Existing approaches struggle to verify whether declared coordination structures—such as tool access policies and agent routing paths—in multi-agent workflows are faithfully executed, leading to insufficient test coverage and an inability to detect structural regressions. This work proposes the first structural testing methodology for multi-agent workflows, formalizing workflows via typed coordination graphs, defining structural coverage criteria, and leveraging DSPy-driven natural language scenario generation to automatically construct executable test cases that precisely probe permitted and restricted tool invocations as well as agent delegation behaviors. Evaluation on ten SDK benchmarks demonstrates that the method achieves coverage of 54 out of 75 tool obligations and 36 out of 48 delegation obligations, while adversarial testing uncovers 23 policy-violating invocations, effectively exposing structural misconfigurations.
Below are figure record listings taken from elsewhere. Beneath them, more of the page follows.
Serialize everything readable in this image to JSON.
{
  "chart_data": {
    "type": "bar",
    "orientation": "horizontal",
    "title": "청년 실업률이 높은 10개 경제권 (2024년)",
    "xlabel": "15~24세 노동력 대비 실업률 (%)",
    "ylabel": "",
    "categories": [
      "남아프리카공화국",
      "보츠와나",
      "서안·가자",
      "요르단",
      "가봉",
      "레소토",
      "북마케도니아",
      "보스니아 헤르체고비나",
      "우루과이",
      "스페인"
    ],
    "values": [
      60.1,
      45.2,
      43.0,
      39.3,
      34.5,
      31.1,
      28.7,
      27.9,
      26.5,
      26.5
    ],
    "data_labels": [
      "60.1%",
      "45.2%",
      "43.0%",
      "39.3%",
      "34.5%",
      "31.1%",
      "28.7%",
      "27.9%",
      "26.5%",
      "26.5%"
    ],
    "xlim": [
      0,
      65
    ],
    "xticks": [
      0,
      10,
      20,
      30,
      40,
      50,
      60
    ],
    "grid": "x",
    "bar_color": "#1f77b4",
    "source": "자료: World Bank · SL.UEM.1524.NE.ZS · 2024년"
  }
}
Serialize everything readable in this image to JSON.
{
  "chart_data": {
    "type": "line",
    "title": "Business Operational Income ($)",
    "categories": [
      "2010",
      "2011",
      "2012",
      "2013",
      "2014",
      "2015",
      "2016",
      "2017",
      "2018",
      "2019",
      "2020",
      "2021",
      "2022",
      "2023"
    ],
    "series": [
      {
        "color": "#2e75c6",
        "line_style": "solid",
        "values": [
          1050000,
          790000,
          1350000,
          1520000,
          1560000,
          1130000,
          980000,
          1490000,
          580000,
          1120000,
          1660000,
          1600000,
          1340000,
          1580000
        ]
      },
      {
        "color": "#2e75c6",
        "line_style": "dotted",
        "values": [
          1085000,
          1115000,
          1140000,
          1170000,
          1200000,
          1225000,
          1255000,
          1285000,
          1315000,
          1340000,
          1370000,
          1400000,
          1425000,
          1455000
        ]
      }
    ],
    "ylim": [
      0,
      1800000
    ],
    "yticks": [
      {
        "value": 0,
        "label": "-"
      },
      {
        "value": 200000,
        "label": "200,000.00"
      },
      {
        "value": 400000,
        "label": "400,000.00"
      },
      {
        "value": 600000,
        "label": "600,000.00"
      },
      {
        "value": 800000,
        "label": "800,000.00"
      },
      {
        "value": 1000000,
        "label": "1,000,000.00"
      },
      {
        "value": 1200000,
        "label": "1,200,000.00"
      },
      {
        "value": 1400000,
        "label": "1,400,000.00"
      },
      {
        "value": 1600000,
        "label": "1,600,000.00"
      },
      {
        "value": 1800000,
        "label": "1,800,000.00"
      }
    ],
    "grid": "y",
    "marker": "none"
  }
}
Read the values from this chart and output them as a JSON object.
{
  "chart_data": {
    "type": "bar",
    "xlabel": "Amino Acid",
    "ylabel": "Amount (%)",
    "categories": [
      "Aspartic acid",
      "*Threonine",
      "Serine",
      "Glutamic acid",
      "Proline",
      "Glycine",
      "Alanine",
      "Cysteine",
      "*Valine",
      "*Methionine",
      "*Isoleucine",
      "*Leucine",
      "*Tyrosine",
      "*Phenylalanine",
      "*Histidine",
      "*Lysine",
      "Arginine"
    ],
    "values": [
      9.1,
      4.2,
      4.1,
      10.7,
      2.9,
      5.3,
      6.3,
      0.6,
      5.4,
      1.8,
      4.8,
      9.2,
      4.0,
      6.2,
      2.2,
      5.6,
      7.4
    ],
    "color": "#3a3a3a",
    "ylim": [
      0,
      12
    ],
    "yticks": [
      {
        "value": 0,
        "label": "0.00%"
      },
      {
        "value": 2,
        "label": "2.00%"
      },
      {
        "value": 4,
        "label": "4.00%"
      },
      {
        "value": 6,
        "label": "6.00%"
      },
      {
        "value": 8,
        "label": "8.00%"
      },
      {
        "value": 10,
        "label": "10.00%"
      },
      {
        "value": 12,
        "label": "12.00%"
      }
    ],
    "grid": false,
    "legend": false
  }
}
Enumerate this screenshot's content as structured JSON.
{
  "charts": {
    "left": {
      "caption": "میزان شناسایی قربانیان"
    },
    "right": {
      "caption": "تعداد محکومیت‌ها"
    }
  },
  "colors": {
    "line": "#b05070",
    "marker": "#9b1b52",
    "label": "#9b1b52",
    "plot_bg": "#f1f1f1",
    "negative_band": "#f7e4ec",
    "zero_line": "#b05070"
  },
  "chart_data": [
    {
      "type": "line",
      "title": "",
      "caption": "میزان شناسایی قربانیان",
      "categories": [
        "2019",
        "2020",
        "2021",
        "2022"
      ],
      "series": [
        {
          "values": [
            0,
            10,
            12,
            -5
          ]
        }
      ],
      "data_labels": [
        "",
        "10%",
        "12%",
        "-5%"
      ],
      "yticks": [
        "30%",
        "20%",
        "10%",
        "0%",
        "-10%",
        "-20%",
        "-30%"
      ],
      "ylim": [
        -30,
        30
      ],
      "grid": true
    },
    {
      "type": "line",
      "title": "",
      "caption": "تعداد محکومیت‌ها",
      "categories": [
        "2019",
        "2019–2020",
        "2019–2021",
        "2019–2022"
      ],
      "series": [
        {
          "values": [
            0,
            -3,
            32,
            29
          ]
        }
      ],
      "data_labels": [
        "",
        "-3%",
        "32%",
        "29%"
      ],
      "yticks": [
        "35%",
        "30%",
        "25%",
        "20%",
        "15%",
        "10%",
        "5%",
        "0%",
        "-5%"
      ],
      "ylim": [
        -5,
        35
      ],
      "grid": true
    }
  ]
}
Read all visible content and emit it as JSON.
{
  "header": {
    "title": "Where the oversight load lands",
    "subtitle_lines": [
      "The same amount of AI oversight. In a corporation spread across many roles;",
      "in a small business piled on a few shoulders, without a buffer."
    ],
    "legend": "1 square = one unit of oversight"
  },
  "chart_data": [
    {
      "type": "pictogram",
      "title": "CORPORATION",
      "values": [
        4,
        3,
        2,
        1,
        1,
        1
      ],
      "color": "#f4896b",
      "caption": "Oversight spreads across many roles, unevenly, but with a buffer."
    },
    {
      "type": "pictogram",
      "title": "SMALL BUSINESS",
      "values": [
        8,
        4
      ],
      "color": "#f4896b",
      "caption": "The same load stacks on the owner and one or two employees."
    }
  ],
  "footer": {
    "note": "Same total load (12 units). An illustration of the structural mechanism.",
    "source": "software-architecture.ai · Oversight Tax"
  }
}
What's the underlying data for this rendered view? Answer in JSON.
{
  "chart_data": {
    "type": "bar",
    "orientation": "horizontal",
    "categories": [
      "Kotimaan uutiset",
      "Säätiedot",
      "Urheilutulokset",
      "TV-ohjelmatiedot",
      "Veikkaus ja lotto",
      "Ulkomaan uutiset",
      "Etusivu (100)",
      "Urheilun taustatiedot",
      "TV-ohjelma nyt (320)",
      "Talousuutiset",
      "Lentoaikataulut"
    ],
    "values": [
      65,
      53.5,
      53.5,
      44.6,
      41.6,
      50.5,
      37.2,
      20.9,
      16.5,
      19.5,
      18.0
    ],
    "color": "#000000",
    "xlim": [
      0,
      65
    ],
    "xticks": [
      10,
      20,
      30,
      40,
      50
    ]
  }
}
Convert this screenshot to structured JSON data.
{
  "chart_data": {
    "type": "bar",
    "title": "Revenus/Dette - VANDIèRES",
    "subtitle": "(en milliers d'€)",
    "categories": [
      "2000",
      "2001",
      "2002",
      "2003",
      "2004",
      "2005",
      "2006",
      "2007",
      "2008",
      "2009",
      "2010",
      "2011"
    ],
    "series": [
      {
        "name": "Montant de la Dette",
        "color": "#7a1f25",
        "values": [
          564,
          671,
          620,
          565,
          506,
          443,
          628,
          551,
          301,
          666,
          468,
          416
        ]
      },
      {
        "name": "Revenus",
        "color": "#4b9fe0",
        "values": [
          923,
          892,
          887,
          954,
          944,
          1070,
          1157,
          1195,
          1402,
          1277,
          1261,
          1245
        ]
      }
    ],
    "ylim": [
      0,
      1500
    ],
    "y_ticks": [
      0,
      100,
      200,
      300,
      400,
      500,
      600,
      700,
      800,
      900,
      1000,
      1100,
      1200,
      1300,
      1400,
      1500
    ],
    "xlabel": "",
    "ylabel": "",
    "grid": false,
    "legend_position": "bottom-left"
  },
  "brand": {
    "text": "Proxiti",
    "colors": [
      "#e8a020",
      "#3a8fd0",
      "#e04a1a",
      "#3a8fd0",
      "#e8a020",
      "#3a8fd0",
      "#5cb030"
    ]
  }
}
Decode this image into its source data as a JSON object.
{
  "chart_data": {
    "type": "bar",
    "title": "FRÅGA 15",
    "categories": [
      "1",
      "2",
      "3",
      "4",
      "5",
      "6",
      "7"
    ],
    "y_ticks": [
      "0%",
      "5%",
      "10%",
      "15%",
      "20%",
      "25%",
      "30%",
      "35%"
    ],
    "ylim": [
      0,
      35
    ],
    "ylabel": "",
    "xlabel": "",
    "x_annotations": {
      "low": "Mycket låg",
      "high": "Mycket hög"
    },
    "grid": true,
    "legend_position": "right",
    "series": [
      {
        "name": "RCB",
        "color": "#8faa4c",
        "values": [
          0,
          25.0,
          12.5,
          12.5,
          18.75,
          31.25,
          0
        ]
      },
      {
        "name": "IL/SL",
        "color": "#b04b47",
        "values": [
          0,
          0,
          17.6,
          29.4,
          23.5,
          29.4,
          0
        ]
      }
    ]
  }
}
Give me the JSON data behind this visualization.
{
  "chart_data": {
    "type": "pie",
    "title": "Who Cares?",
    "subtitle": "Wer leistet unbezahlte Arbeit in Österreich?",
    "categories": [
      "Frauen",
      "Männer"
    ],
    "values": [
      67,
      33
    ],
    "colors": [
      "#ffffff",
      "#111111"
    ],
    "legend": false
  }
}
Multi-agent systems increasingly expose explicit workflow structure: agents, tools, tool-access rules, restrictions, and delegation paths. Existing evaluations rely largely on end-to-end task success, benchmark scores, final-response quality, or prompt-level checks, which provide limited evidence that this declared coordination structure has actually been exercised. This makes it difficult to assess test-suite adequacy or detect structural regressions in tool access, restrictions, and inter-agent delegation. We address this gap with a structural testing approach for multi-agent workflow specifications. The approach represents each workflow as a typed coordination graph, derives coverage obligations over reachable agents, allowed tool edges, restricted tool edges, and delegation edges, and uses coverage-driven generation with DSPy-based scenario realization to produce executable tests. The graph fixes what must be covered; DSPy realizes those obligations as natural-language scenarios whose witnesses are checked at runtime. We implement the approach for OpenAI Agents SDK-style workflows and evaluate it on ten SDK-derived benchmarks comprising 49 reachable agents, 47 tools, and 403 structural obligations. Generated scenarios witness 54/75 allowed-tool obligations and 36/48 delegation obligations within a bounded refinement budget. The adversarial restricted-tool criterion elicits 23/248 restricted-call violations, separating workflows whose restrictions hold under probing from workflows with concrete misrouting failures. These results show that structural coverage provides a useful adequacy layer for multi-agent workflow testing: it does not replace semantic or end-to-end evaluation, but reveals whether declared agents, tool-access rules, restrictions, and delegation paths have been exercised.